Back in 2000, at a meeting at netLibrary’s headquarters in Boulder, CO, then-CEO Nancy Talmey told a group of assembled university press publishers that one “medium-sized” university press had recently pocketed two sizable checks for its previous months’ e-book usage with netLibrary. One check exceeded $100,000. Could academic monographs really be so profitable? If it seemed too good to be true, it was. Within a few years, netLibrary was reduced from a campus in Colorado, to a few cubicles at OCLC.

Today, netLibrary has changed again, and now is part of EBSCO, where it is still a respected e-book brand, if not the runaway success its early investors had banked on. Yet netLibrary’s quick rise and fall at the beginning of the decade was not for a lack of vision—it was simply too far in front of the market. Today, with new devices and better browsers, digital monographs are becoming the gold standard for academics. It’s not hard to see why: technology solves a lot of problems for the academic monograph.

For publishers, digital monographs make more sense than printing increasingly small numbers of specialized, expensive hardcover books to sell to libraries with ever-tightening book budgets. For users, the functionality and accessibility of digital monographs is also welcome—and expected. And with the digital transition largely complete in academic publishing, certainly with electronic journals, the academic culture is finally getting over the bias for print books, especially in terms of tenure and prestige, that plagued e-monograph pilot programs like the American Historical Association and Columbia University Press’s Gutenberg-e pilot at the beginning of the decade.

New Platforms

At the turn of the 21st century, the big question facing the academic monograph was, can it survive—a question that extended to the university presses that published them as well. Money was tight. Sales were flagging. What to do?

In a particularly prescient observation in September 2000, Kate Wittenberg, then a senior executive editor at Columbia University Press, questioned whether university presses wouldn’t be better off eschewing the overtures of companies like netLibrary, and going it alone.

“These high-tech, well-capitalized services offer tempting solutions for publishers that may not have the knowledge, funding, staff, or temperament to undertake their own online publishing projects,” she said. “On the other hand, by offering a seemingly simple, low-risk opportunity to enter the digital-publishing arena, these companies are allowing publishers to avoid the process of developing this capacity for themselves.”
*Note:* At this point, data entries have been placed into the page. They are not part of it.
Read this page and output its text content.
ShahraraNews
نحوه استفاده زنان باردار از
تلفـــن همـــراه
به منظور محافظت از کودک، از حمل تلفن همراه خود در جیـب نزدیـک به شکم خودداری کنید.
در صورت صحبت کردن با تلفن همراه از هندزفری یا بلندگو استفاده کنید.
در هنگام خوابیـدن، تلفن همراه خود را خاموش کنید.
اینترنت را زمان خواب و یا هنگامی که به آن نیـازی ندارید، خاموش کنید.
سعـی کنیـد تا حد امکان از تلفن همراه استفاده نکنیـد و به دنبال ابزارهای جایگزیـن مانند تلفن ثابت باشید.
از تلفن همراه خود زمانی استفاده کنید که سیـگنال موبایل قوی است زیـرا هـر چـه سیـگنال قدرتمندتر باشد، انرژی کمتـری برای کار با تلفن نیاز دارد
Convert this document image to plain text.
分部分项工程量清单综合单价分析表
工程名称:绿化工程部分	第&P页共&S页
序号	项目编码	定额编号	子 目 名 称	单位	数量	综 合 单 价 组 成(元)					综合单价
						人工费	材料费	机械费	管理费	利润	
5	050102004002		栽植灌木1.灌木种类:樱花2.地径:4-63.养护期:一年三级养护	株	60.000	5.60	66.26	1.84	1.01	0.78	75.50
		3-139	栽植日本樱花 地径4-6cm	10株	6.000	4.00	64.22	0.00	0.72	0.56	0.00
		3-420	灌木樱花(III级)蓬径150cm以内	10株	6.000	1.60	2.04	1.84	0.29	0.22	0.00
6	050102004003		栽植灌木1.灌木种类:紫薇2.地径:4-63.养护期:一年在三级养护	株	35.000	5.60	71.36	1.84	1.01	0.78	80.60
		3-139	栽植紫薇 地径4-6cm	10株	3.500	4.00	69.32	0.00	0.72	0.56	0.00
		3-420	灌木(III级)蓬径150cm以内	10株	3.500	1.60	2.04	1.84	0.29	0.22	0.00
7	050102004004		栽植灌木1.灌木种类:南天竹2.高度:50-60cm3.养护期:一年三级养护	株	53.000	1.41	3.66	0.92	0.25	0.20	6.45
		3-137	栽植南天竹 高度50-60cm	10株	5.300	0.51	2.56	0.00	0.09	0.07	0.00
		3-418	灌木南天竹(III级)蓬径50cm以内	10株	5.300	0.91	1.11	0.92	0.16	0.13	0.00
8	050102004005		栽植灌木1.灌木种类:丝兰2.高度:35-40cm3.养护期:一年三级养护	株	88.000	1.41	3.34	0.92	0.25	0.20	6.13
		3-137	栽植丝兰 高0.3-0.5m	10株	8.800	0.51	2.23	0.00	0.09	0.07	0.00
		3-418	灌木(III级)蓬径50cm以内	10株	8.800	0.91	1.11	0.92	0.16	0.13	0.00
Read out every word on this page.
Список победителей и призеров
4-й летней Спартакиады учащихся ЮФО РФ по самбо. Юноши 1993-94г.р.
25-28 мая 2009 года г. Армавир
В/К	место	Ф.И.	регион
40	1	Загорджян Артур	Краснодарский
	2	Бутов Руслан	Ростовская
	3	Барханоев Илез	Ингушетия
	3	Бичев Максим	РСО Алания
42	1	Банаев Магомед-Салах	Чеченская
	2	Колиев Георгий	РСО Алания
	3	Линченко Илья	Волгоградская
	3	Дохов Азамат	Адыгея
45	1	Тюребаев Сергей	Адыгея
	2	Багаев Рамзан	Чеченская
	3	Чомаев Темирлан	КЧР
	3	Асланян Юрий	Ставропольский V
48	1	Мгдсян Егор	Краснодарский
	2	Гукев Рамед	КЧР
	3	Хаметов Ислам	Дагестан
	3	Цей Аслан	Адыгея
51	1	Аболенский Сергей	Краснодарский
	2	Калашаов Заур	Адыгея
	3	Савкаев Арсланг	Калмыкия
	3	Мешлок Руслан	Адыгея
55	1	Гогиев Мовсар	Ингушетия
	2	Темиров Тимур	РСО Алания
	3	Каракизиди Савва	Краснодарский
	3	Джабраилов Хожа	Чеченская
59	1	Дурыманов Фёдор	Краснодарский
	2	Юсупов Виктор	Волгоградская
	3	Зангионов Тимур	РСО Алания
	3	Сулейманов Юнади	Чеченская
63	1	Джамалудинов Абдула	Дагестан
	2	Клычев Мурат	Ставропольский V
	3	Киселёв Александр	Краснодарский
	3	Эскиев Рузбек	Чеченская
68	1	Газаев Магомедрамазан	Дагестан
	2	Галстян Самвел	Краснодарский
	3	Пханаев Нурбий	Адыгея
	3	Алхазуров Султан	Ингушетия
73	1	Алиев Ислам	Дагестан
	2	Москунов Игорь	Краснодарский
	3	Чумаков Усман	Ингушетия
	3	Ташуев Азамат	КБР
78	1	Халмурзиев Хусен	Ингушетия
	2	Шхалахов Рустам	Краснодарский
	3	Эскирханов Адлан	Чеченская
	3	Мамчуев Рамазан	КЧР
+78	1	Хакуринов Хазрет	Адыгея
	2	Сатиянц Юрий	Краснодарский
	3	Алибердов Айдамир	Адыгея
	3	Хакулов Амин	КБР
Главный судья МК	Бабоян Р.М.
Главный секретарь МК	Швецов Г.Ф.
University presses, she concluded, were in danger of “licensing away gems of content in this frenzied environment of dot-coms.”

A decade later, Wittenberg must be smiling. After years of planning, a flurry of new digital monograph platforms have now launched—all from university presses or associated nonprofits—and kicking off a heated competition to build a better monograph.

In 2012, four platforms are poised to compete: Oxford University Press’s University Press Scholarship Online (UPSO); Cambridge University Press’s University Publishing Online (UPO); University Press Content Consortium (UPCC) Book Collections on Project MUSE; and Books at JSTOR.

Oxford’s UPSO and Cambridge’s UPO launched in fall 2011, using their existing platforms as the foundation for further digitization efforts. UPSO is a partnership between OUP and several university presses (including Fordham and the University of Florida) to aggregate monograph content into a single, cross-searchable platform featuring XML format, setting it apart from its competing platforms, which still feature PDF. It is also the only platform not to feature journal content.

Cambridge’s UPO is the result of a joint venture between Cambridge and partner publishers, and it integrates scholarly books—including textbooks and professional books—along with journal articles on a single platform.

The Project MUSE and JSTOR models are well-known aggregators in the academic community hoping to emulate the success they’ve had with academic journals. Set to launch in January 2012, the Project MUSE initiative is the result of a merger with the University Press E-book Consortium, which includes Johns Hopkins University Press (the host institution), New York University, and more than 60 others.

The last in line for release (set for June 2012), Books at JSTOR is an initiative by several university presses (including Yale and Princeton) to make their e-books available as part of JSTOR, a widely used digital platform of scholarly content founded in 1995 by the Andrew W. Mellon Foundation. Once incorporated, the book content will be cross-searchable with millions of journal articles and primary sources already on JSTOR.

Less than a decade ago, the question was whether the monograph would live to see 2011. Today, presses are being wooed to add their content to these new platforms so that libraries might subscribe to collections of scholarly e-books. Deeper questions and challenges loom, of course, especially for librarians, who must decide how to allocate their limited resources. But for the moment, the future of the monograph looks safe—although it may look nothing like its past.